Finding Humanity Wherever She Goes

March 2020 IssueMarieBenson0320
by Michele Roldán-Shaw   
Photos courtesy of Marie Benson

When Marie was 7 years old, she and her cousins had a lemonade stand. Growing up on Hilton Head, they made a lot of their own old-fashioned fun. But for little Marie, it wasn’t just about earning a few quarters to buy candy; she had bigger stars in her eyes.

“I told my cousins, ‘Let’s go somewhere!’” she recalls. “I didn’t know where I wanted to go but I literally tried to hitchhike. From an early age I always had that impulse. That was my path.”

Now she’s in her early 40s, raising a family and holding down a successful career as a teacher—but she’s not doing it in a cul-de-sac. She’s doing it in Egypt, Nicaragua, Bangladesh, and wherever her finger lands on the spinning globe next. She’s thinking about what it means to be a citizen of the world, to see the commonalities of the human experience rather than the dividing lines. She’s raising her kids—who might go to Jordan on holiday, and who’s classmates are from dozens of nations—without limiting cultural boundaries. She’s making good on her lemonade stand dreams.

“Wherever we’ve traveled—Southeast Asia, Latin America, the Middle East—people are so incredibly nice,” says Marie, who currently resides with her family in Cairo. “You realize you don’t need a lot to be happy.

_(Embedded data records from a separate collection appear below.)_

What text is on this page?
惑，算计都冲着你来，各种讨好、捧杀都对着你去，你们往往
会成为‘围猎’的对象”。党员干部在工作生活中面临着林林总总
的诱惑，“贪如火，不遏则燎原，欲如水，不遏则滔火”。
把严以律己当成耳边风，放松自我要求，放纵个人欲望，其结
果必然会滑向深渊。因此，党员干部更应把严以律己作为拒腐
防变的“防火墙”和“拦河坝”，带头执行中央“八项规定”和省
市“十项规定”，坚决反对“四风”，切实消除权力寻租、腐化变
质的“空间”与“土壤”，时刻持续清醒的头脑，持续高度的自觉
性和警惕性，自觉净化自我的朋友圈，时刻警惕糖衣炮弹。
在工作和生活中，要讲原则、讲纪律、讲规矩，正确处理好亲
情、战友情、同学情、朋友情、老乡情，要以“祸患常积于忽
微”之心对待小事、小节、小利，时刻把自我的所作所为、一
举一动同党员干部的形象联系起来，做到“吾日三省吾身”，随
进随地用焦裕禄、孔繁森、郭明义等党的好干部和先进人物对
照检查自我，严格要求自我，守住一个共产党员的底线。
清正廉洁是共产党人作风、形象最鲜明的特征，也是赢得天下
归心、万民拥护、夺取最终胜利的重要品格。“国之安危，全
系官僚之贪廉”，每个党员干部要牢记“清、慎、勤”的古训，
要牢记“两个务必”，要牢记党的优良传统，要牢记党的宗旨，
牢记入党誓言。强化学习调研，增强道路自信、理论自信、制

People who have so little are willing to give to us who have so much.”

The journey began at age 22 when Marie moved to Hawaii with a coworker. It was her first experience of being a minority, one that helped prepare her for international travel. At age 28 she went backpacking in Guatemala and met her future husband Jaime, a Texas native. Rather than getting on her plane home, Marie went roaming around Central America with him, and they are still roaming together 15 years later. They moved back to Hilton Head and had their daughter Mackenzie, then moved to Texas and had their son Stirling. But after buying a house and spending six months in it, they decided cul-de-sac life wasn’t for them, so they attended an international job fair and landed teaching positions in Bangladesh. They loved it, but after a fatal terrorist attack struck too close to home, they returned to Hilton Head. Within months the kids were begging to go abroad again.

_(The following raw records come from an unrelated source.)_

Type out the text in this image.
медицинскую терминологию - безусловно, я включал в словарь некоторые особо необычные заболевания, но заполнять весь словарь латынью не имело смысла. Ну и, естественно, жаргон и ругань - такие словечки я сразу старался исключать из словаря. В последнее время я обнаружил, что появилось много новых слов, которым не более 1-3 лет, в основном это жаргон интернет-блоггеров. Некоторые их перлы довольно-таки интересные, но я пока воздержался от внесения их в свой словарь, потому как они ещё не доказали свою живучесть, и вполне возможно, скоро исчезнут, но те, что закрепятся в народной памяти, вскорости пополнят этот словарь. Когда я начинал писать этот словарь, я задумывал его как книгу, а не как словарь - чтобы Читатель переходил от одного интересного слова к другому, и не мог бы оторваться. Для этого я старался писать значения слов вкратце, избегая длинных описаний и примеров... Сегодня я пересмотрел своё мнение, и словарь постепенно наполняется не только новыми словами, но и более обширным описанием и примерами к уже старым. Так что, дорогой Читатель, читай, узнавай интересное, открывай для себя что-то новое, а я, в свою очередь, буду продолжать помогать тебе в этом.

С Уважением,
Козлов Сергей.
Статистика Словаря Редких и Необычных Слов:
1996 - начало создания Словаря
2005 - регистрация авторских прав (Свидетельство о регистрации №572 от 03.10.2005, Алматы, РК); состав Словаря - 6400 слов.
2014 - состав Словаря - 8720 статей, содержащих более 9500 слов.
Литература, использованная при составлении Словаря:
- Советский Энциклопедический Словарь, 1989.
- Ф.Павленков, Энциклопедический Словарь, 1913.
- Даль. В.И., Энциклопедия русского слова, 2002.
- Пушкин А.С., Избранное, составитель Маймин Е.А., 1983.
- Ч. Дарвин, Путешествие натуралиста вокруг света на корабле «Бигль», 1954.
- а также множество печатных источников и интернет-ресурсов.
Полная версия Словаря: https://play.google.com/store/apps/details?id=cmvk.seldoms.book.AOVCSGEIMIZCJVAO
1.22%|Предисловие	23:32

“One of the biggest things when we come home is people asking if we’re safe,” says Marie, who has lived in two Muslim countries and tries to respect cultural norms, even as she finds people to be extremely friendly and helpful. “We actually feel less safe in the U.S. with all the shootings going on than we do overseas. Places like Egypt don’t usually get positive press; you only hear about it if something tragic or shocking happens. But if the U.S. were given that kind of coverage people would have the same impression of it.”

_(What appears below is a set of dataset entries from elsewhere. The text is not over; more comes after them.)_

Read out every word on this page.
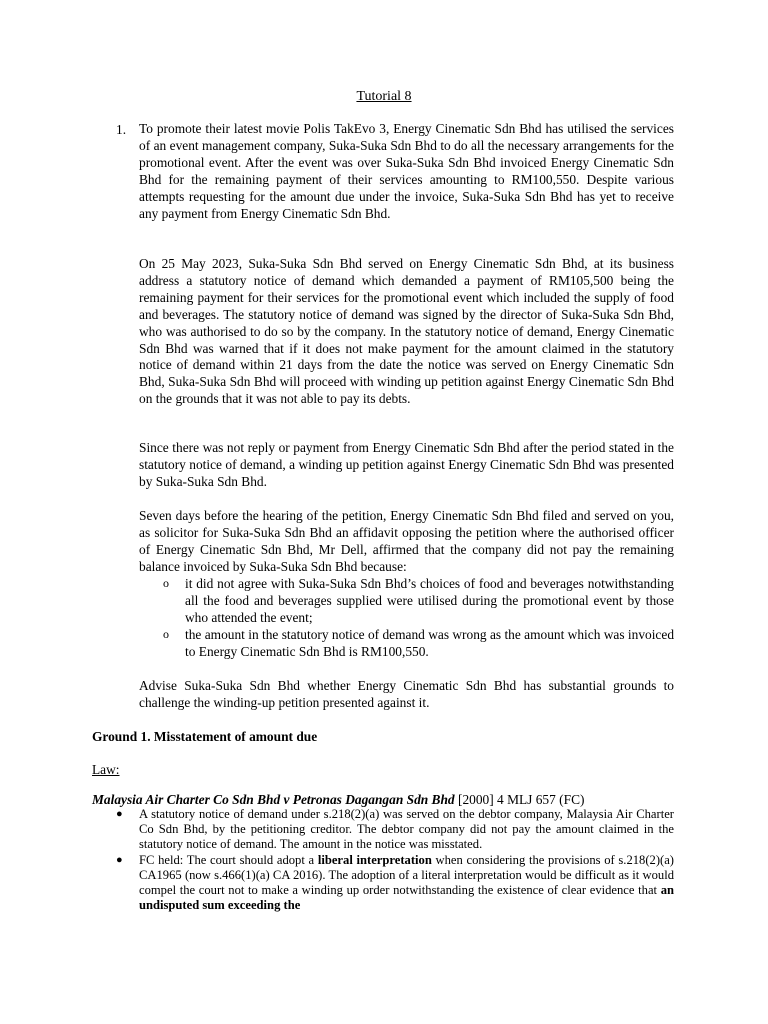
Tutorial 8
1. To promote their latest movie Polis TakEvo 3, Energy Cinematic Sdn Bhd has utilised the services of an event management company, Suka-Suka Sdn Bhd to do all the necessary arrangements for the promotional event. After the event was over Suka-Suka Sdn Bhd invoiced Energy Cinematic Sdn Bhd for the remaining payment of their services amounting to RM100,550. Despite various attempts requesting for the amount due under the invoice, Suka-Suka Sdn Bhd has yet to receive any payment from Energy Cinematic Sdn Bhd.

On 25 May 2023, Suka-Suka Sdn Bhd served on Energy Cinematic Sdn Bhd, at its business address a statutory notice of demand which demanded a payment of RM105,500 being the remaining payment for their services for the promotional event which included the supply of food and beverages. The statutory notice of demand was signed by the director of Suka-Suka Sdn Bhd, who was authorised to do so by the company. In the statutory notice of demand, Energy Cinematic Sdn Bhd was warned that if it does not make payment for the amount claimed in the statutory notice of demand within 21 days from the date the notice was served on Energy Cinematic Sdn Bhd, Suka-Suka Sdn Bhd will proceed with winding up petition against Energy Cinematic Sdn Bhd on the grounds that it was not able to pay its debts.

Since there was not reply or payment from Energy Cinematic Sdn Bhd after the period stated in the statutory notice of demand, a winding up petition against Energy Cinematic Sdn Bhd was presented by Suka-Suka Sdn Bhd.

Seven days before the hearing of the petition, Energy Cinematic Sdn Bhd filed and served on you, as solicitor for Suka-Suka Sdn Bhd an affidavit opposing the petition where the authorised officer of Energy Cinematic Sdn Bhd, Mr Dell, affirmed that the company did not pay the remaining balance invoiced by Suka-Suka Sdn Bhd because:

o it did not agree with Suka-Suka Sdn Bhd’s choices of food and beverages notwithstanding all the food and beverages supplied were utilised during the promotional event by those who attended the event;

o the amount in the statutory notice of demand was wrong as the amount which was invoiced to Energy Cinematic Sdn Bhd is RM100,550.

Advise Suka-Suka Sdn Bhd whether Energy Cinematic Sdn Bhd has substantial grounds to challenge the winding-up petition presented against it.

Ground 1. Misstatement of amount due
Law:
Malaysia Air Charter Co Sdn Bhd v Petronas Dagangan Sdn Bhd [2000] 4 MLJ 657 (FC)
● A statutory notice of demand under s.218(2)(a) was served on the debtor company, Malaysia Air Charter Co Sdn Bhd, by the petitioning creditor. The debtor company did not pay the amount claimed in the statutory notice of demand. The amount in the notice was misstated.

● FC held: The court should adopt a liberal interpretation when considering the provisions of s.218(2)(a) CA1965 (now s.466(1)(a) CA 2016). The adoption of a literal interpretation would be difficult as it would compel the court not to make a winding up order notwithstanding the existence of clear evidence that an undisputed sum exceeding the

The attack in Bangladesh remains the only negative experience she’s ever had. Rather than dampening her cosmopolitan spirit, it’s far outweighed by the joy in seeing her children and students think outside the box about what their legacy will be, the stamp they will leave on this world. They consider themselves global citizens just like she does.

Up Close:
Careers: Marie teaches middle school language arts, Jaime teaches design technology
Nat Geo moment: Riding elephants in Bali on Christmas
Memories she’s proud to have given her children: Stirling surfing in Sri Lanka, Mackenzie learning to swim in a lake inside a volcano in Nicaragua
Up next: 35 days hiking the Camino de Santiago, an ancient pilgrimage route in France
What she misses from Hilton Head: Eating at Santa Fe Café, Wild Wings and Bullies BBQ
How she stays close with friends and family: By coming home to HHI and TX every six months and being completely present with no other distractions
Biggest lesson from their travels, as put by Jaime: “Recognition that in all the different cultures we’ve been in, people are essentially the same. They want the same things and are mostly good. The world is not always as scary a place as people make it out to be.”